Human nature is such that all of us, however great or limited our competence and power, will sometimes fail the test when offered material gain for some compromise. But the whole point of sport, remember, is that it holds up the mirror to life. If the prize is big enough, there will always be people out there prepared to win at any price.
And actually that's why we have regulation. That's why, for instance, we need rigorous control of the spectrum where medication, ostensibly devised and prescribed on welfare grounds, drifts into the pharmaceutical stimulation of performance.
That drift can be so gradual, so barely perceptible, that the protagonists often maintain absolute conviction of their innocence. Quite where poor Medina Spirit fell, on this spectrum, will doubtless remain subject to indefatigable litigation. In the meantime his trainer has a chance to take Mandaloun down a peg or two with Country Grammer (Tonalist).
As it happens, this horse is an East Coast migrant to the Bob Baffert barn. There's no sign yet of any of his sophomore barnmates, being prohibited from earning Derby points, making that journey in reverse. As a result, Newgrange (Violence) will pass up 50 points if he wins the GII Rebel S., back at Oaklawn on Saturday, which is beginning to feel pretty serious.
Now nobody could sensibly pretend that Medina Spirit's positive test revealed a trainer prepared to win at any price. And it's absolutely his prerogative to fight his corner. But if Baffert is implicitly prepared to encourage his patrons to sit out the Derby, as though to pass some public test of character and fidelity, then he should think about the wider consequences.

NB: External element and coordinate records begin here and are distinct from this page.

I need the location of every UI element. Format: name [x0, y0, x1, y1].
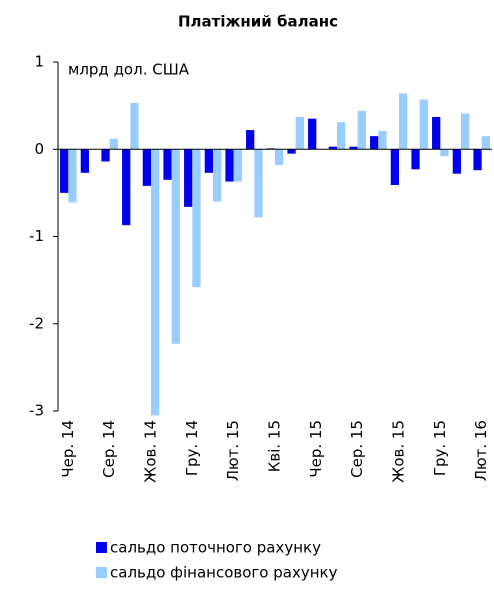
bar: [204, 149, 213, 173]
legend-swatch: [96, 567, 107, 578]
bar: [337, 122, 346, 150]
bar: [295, 116, 304, 150]
x-tick-label: Жов. 14: [142, 420, 160, 483]
bar: [192, 149, 201, 288]
unit-label: млрд дол. США: [68, 61, 190, 79]
bar: [184, 149, 193, 207]
x-tick-label: Лют. 16: [472, 420, 490, 481]
x-tick-label: Жов. 15: [390, 420, 408, 483]
bar: [130, 103, 139, 150]
legend-swatch: [96, 542, 107, 553]
legend-label: сальдо поточного рахунку: [110, 539, 321, 557]
bar: [233, 149, 242, 182]
y-tick-label: -2: [29, 314, 44, 332]
bar: [390, 149, 399, 186]
y-tick-label: 0: [34, 140, 44, 158]
bar: [328, 146, 337, 150]
x-tick-label: Сер. 14: [100, 420, 118, 478]
y-tick-label: 1: [34, 53, 44, 71]
bar: [411, 149, 420, 170]
bar: [275, 149, 284, 165]
bar: [213, 149, 222, 202]
bar: [357, 110, 366, 150]
bar: [109, 138, 118, 150]
y-tick-label: -1: [29, 227, 44, 245]
x-tick-label: Гру. 15: [431, 420, 449, 476]
bar: [151, 149, 160, 416]
bar: [225, 149, 234, 182]
x-tick-label: Лют. 15: [224, 420, 242, 481]
bar: [246, 130, 255, 150]
bar: [60, 149, 69, 193]
bar: [440, 149, 449, 157]
chart-title: Платіжний баланс: [178, 13, 338, 31]
bar: [101, 149, 110, 162]
bar: [370, 136, 379, 150]
bar: [461, 113, 470, 150]
legend-label: сальдо фінансового рахунку: [110, 564, 338, 582]
bar: [171, 149, 180, 344]
x-tick-label: Кві. 15: [266, 420, 284, 472]
bar: [473, 149, 482, 171]
bar: [419, 99, 428, 150]
bar: [122, 149, 131, 226]
bar: [254, 149, 263, 218]
bar: [287, 149, 296, 154]
bar: [481, 136, 490, 150]
bar: [163, 149, 172, 180]
bar: [432, 116, 441, 150]
bar: [68, 149, 77, 203]
bar: [308, 118, 317, 150]
x-tick-label: Гру. 14: [183, 420, 201, 476]
bar: [378, 130, 387, 150]
x-tick-label: Чер. 14: [59, 420, 77, 478]
y-tick-label: -3: [29, 402, 44, 420]
x-tick-label: Чер. 15: [307, 420, 325, 478]
bar: [80, 149, 89, 173]
bar: [349, 146, 358, 150]
bar: [452, 149, 461, 174]
x-tick-label: Сер. 15: [348, 420, 366, 478]
bar: [142, 149, 151, 186]
bar: [399, 93, 408, 150]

It's not as though he would never again be sent a million-dollar yearling if he decided, for the good of the game, to take his 90 days on the chin and let everyone reset. Who knows, the break might even do him good, after all the stress he has undoubtedly endured over the last year.

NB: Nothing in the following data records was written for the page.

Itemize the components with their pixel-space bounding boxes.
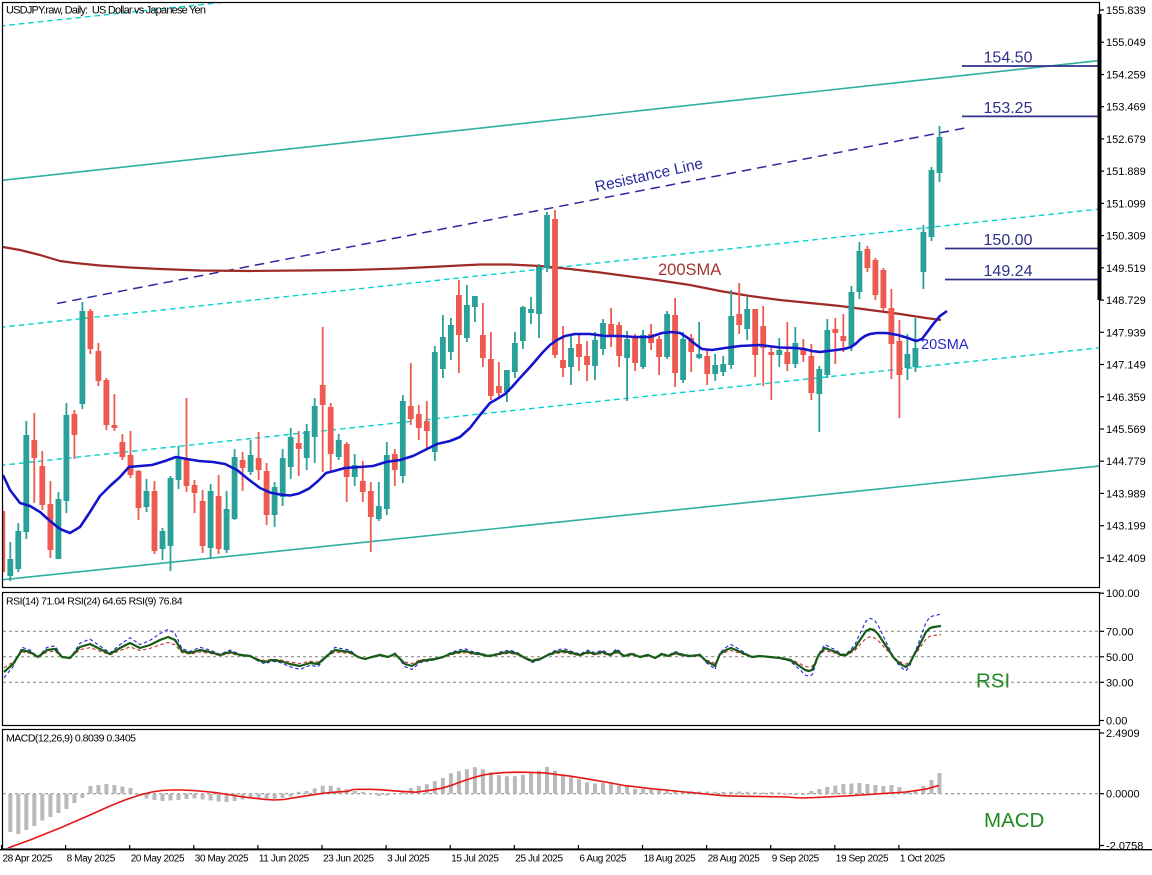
svg-text:11 Jun 2025: 11 Jun 2025 [259,854,310,865]
svg-text:RSI: RSI [976,670,1010,693]
svg-text:50.00: 50.00 [1106,652,1134,664]
svg-text:154.50: 154.50 [984,50,1033,67]
svg-text:150.309: 150.309 [1106,231,1146,243]
svg-text:200SMA: 200SMA [658,261,721,279]
svg-text:23 Jun 2025: 23 Jun 2025 [323,854,374,865]
svg-text:20SMA: 20SMA [921,337,969,353]
svg-text:0.0000: 0.0000 [1106,789,1140,801]
svg-text:142.409: 142.409 [1106,553,1146,565]
svg-text:6 Aug 2025: 6 Aug 2025 [579,854,626,865]
svg-text:2.4909: 2.4909 [1106,728,1140,740]
svg-text:152.679: 152.679 [1106,134,1146,146]
svg-text:28 Apr 2025: 28 Apr 2025 [3,854,53,865]
svg-text:146.359: 146.359 [1106,392,1146,404]
svg-text:25 Jul 2025: 25 Jul 2025 [515,854,563,865]
svg-text:RSI(14) 71.04 RSI(24) 64.65 RS: RSI(14) 71.04 RSI(24) 64.65 RSI(9) 76.84 [6,596,183,608]
svg-text:143.989: 143.989 [1106,488,1146,500]
svg-text:151.889: 151.889 [1106,166,1146,178]
svg-text:151.099: 151.099 [1106,198,1146,210]
svg-text:-2.0758: -2.0758 [1106,841,1143,853]
svg-text:USDJPY.raw, Daily: US Dollar: USDJPY.raw, Daily: US Dollar vs Japanese… [6,5,206,17]
svg-text:MACD(12,26,9) 0.8039 0.3405: MACD(12,26,9) 0.8039 0.3405 [6,733,136,745]
svg-text:19 Sep 2025: 19 Sep 2025 [836,854,889,865]
svg-text:143.199: 143.199 [1106,521,1146,533]
svg-text:9 Sep 2025: 9 Sep 2025 [772,854,820,865]
svg-text:30.00: 30.00 [1106,677,1134,689]
svg-text:147.939: 147.939 [1106,327,1146,339]
svg-text:149.24: 149.24 [984,263,1033,280]
svg-text:18 Aug 2025: 18 Aug 2025 [644,854,697,865]
svg-text:28 Aug 2025: 28 Aug 2025 [708,854,761,865]
svg-text:145.569: 145.569 [1106,424,1146,436]
svg-text:70.00: 70.00 [1106,626,1134,638]
svg-text:155.049: 155.049 [1106,37,1146,49]
svg-text:153.469: 153.469 [1106,102,1146,114]
svg-text:155.839: 155.839 [1106,5,1146,17]
svg-text:153.25: 153.25 [984,100,1033,117]
svg-text:100.00: 100.00 [1106,588,1140,600]
svg-text:148.729: 148.729 [1106,295,1146,307]
svg-text:147.149: 147.149 [1106,360,1146,372]
svg-text:144.779: 144.779 [1106,456,1146,468]
svg-text:3 Jul 2025: 3 Jul 2025 [387,854,430,865]
svg-text:20 May 2025: 20 May 2025 [131,854,185,865]
svg-text:0.00: 0.00 [1106,716,1127,728]
svg-text:154.259: 154.259 [1106,70,1146,82]
svg-text:149.519: 149.519 [1106,263,1146,275]
svg-text:15 Jul 2025: 15 Jul 2025 [451,854,499,865]
svg-text:30 May 2025: 30 May 2025 [195,854,249,865]
svg-text:8 May 2025: 8 May 2025 [67,854,116,865]
svg-text:1 Oct 2025: 1 Oct 2025 [900,854,946,865]
svg-text:MACD: MACD [984,809,1044,832]
svg-text:150.00: 150.00 [984,232,1033,249]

As it is, in holding out so grimly, maybe he thinks he can diminish the Derby if two or three of the likely favorites are instead standing idle in their stalls in California on the first Saturday in May. Especially if he can pounce on the winner in the Preakness with a fresh horse.
The trouble with that mindset is that it makes Baffert bigger than the Derby. It would imply that he would rather come out of all this in front, even if all the mainstream coverage in Derby week, such vital oxygen for our sport, is consumed by the guy who isn't there, rather than those horses that enter the gate bearing the hopes and dreams of so many others in his community; even if the sport continues to be dragged through months and years of damaging courtroom headlines; even if each of “his” horses represent not just the investment of his wealthy patrons, but the life's work of their breeders and various others who have contributed to their development.
But you know what that looks like? That looks like someone who wants to win at any price. And I don't say that because he used some damned ointment.